I have four fairly big projects going for the summer, all of which have their own unique set of unknowns, and my ability to complete them successfully is a huge concern. Do I know enough? Am I doing it right? Was I really the right person for this?
Imposter syndrome is real, and it shows up in the gifted population with significantly more frequency than that of neurotypical people. I’m sure there’s statistics…but I don’t want to hunt them down right now. Everyone has doubts, but those in the gifted population run deeper and are more complex. I’ve watched it happen. I’ve experienced it. We worry less about how we’ll be perceived than how our success will impact others and the greater good. I think about my kids who have graduated both high school and 8th grade this year, and cannot even begin to imagine what they are going through right ow with all the unknowns on their plates.

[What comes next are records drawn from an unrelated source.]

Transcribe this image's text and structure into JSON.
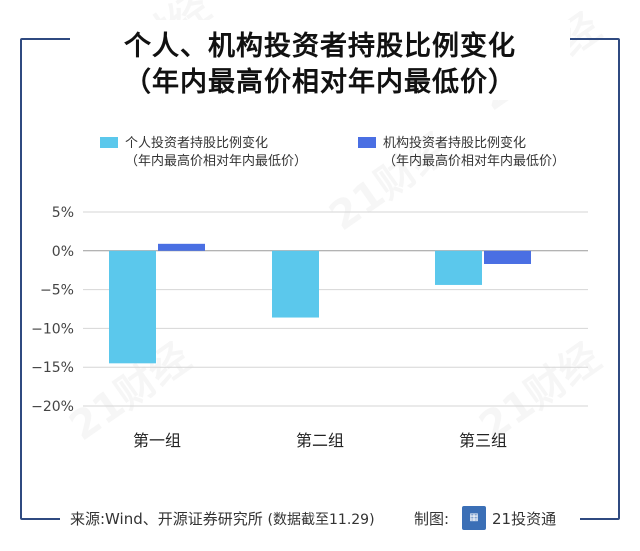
{
  "title_line1": "个人、机构投资者持股比例变化",
  "title_line2": "（年内最高价相对年内最低价）",
  "footer": {
    "source": "来源:Wind、开源证券研究所",
    "note": "(数据截至11.29)",
    "maker_label": "制图:",
    "maker_name": "21投资通"
  },
  "watermark": "21财经",
  "colors": {
    "personal": "#5bc8ec",
    "institution": "#4a6fe3",
    "frame": "#2f4a80"
  },
  "chart_data": {
    "type": "bar",
    "title": "",
    "xlabel": "",
    "ylabel": "",
    "categories": [
      "第一组",
      "第二组",
      "第三组"
    ],
    "series": [
      {
        "name": "个人投资者持股比例变化",
        "name_sub": "（年内最高价相对年内最低价）",
        "values": [
          -14.5,
          -8.6,
          -4.4
        ]
      },
      {
        "name": "机构投资者持股比例变化",
        "name_sub": "（年内最高价相对年内最低价）",
        "values": [
          0.9,
          0.0,
          -1.7
        ]
      }
    ],
    "ylim": [
      -20,
      5
    ],
    "yticks": [
      5,
      0,
      -5,
      -10,
      -15,
      -20
    ],
    "ytick_labels": [
      "5%",
      "0%",
      "−5%",
      "−10%",
      "−15%",
      "−20%"
    ],
    "grid": true,
    "legend": "top"
  }
}
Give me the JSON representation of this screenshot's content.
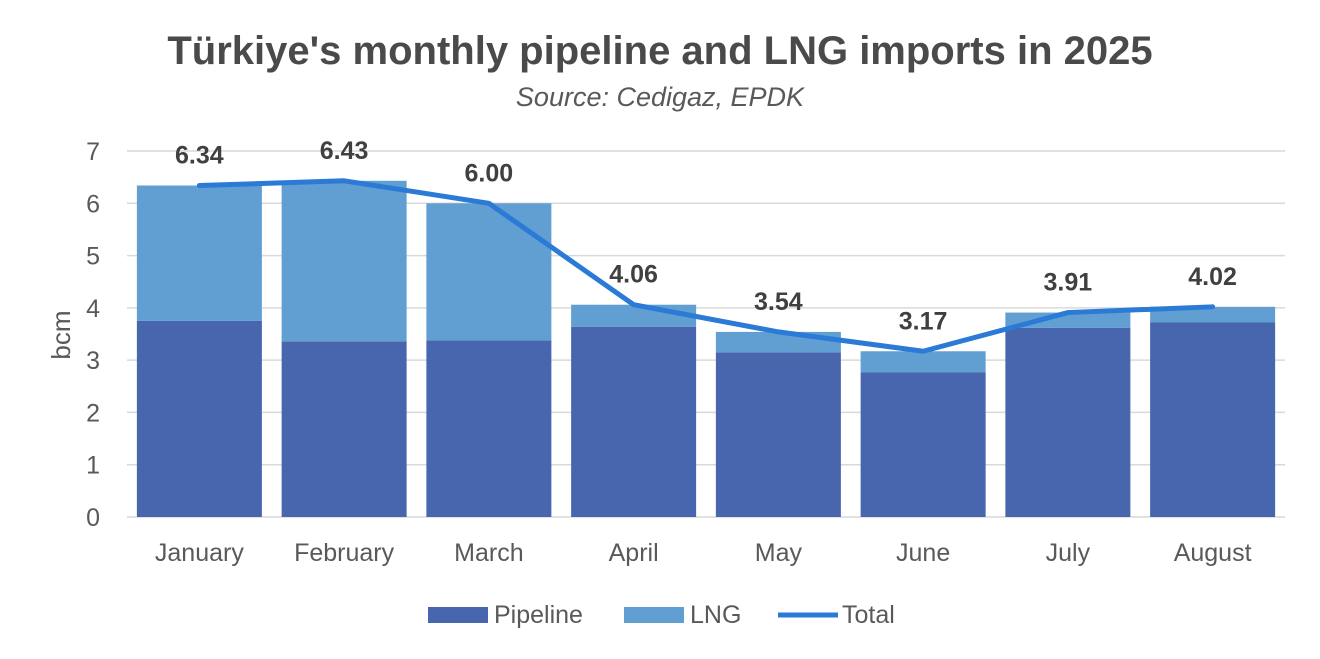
{
  "chart_data": {
    "type": "bar",
    "stacked": true,
    "title": "Türkiye's monthly pipeline and LNG imports in 2025",
    "subtitle": "Source: Cedigaz, EPDK",
    "xlabel": "",
    "ylabel": "bcm",
    "ylim": [
      0,
      7
    ],
    "yticks": [
      0,
      1,
      2,
      3,
      4,
      5,
      6,
      7
    ],
    "grid": true,
    "legend_position": "bottom",
    "categories": [
      "January",
      "February",
      "March",
      "April",
      "May",
      "June",
      "July",
      "August"
    ],
    "series": [
      {
        "name": "Pipeline",
        "type": "bar",
        "color": "#4866ad",
        "values": [
          3.75,
          3.36,
          3.38,
          3.64,
          3.15,
          2.77,
          3.62,
          3.72
        ]
      },
      {
        "name": "LNG",
        "type": "bar",
        "color": "#619fd3",
        "values": [
          2.59,
          3.07,
          2.62,
          0.42,
          0.39,
          0.4,
          0.29,
          0.3
        ]
      },
      {
        "name": "Total",
        "type": "line",
        "color": "#2a7ad6",
        "values": [
          6.34,
          6.43,
          6.0,
          4.06,
          3.54,
          3.17,
          3.91,
          4.02
        ]
      }
    ],
    "data_labels": [
      "6.34",
      "6.43",
      "6.00",
      "4.06",
      "3.54",
      "3.17",
      "3.91",
      "4.02"
    ]
  }
}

I get so angry when I hear or see people spouting complete untruths about the impact of this virus on people. When they go on about how it’s all a hoax. When they say that masks are unnecessary. When they say that we’re all overreacting. So let’s assume it’s all a hoax and we are overreacting–that doesn’t mean the impact of it has changed or lessened. Families have been destroyed through the death of loved ones. How we view our society has changed. How we view education has changed. How we support our students and families has changed. And how we support one another has changed…and that hurts most of all.
I got caught up watching Jersey Shore over the past several weeks (no judgement…it’s as mindless as one can get and I’m fully aware I’m losing brain cells.) One of the people on the show left for a time due to anxiety, and when he came back, he was sporting a tattoo that said “Let Go, Let God.” He got it to remember that he is in control of his actions, but not the outcome. I’m not a really religious person by any stretch of the imagination, but I have to believe that something greater than myself is at work here.
Things I know are that I get to work with a brilliant team of educators who want only the best for our kids. I get to partner with others in a variety of organizations who want the best for kids and their families. I have wonderful mentors to rely on when I don’t know the answers. I have friends and family I can lean on when it hurts too much. Eventually the clouds clear (unless you live in the PNW and then it’s a crapshoot if they’ll clear or not). Everything has a season. People come into your life for a reason or a season…every interaction is a lesson of some sort and if we need more practice, the interaction continues to be presented.
I can’t control the unknown, no matter how hard I try. I have no intention of giving up, but I can mellow out about it a little and let go… The clouds will clear. And the storm will pass.